Frequent SITI collaborator Jocelyn Clarke adapted Woolf’s works to the stage. The flow of the narrative is appropriately sprawling, mimicking Woolf’s own famously digressive style. Yet at times, Clarke’s adaptation overflows its banks, especially with its treatment of Woolf’s childhood molestation, which is never adequately integrated or explained.

Inappropriate discursions aside, there is an overarching rigor to the production itself, an uncompromising fine-tuning of pacing and detail. The play commences as a conventional “lecture” before spiraling into uncharted territory. Initially, Woolf/Lauren, our “lecturer,” stands motionless and erect, addressing the audience with well-modulated restraint. Then suddenly, Lauren’s head jerks, her arm jerks upward, her body bends at a harsh angle.

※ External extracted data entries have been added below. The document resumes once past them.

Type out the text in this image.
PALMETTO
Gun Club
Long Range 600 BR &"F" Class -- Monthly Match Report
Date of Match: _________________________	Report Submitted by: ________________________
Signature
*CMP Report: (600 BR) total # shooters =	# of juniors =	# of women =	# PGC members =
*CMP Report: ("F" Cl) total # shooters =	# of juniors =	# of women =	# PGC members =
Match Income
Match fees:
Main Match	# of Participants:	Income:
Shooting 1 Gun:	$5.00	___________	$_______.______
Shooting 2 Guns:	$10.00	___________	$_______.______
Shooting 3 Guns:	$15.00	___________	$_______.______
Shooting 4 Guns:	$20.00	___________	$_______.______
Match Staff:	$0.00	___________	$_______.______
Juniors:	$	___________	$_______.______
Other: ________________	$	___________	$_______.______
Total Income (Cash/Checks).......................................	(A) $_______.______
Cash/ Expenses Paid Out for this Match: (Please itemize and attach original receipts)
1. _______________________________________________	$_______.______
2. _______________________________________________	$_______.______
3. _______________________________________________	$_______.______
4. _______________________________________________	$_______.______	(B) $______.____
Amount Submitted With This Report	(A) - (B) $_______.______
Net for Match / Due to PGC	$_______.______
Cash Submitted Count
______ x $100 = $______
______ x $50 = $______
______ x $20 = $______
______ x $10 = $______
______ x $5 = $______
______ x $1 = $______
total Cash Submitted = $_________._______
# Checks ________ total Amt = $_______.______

Lauren’s masterly economy of movement, combined with Bogart’s unerring compositional sense, is breathtaking.

Neil Patel’s deceptively simple white box of a set--the famous “room of one’s own” that Woolf insisted was essential to any literary endeavor--takes on unexpected depth through a back scrim. Christopher Akerlind’s virtuosic lighting emphasizes the abrupt changes of subject with split-second precision. Darron L. West’s evocative “soundscape” is an integral background of music and sound.

Like Van Gogh before her, Woolf spent a lifetime trying to capture her manic epiphanies in her art. “Room” dignifies that struggle in this indelible stage portrait.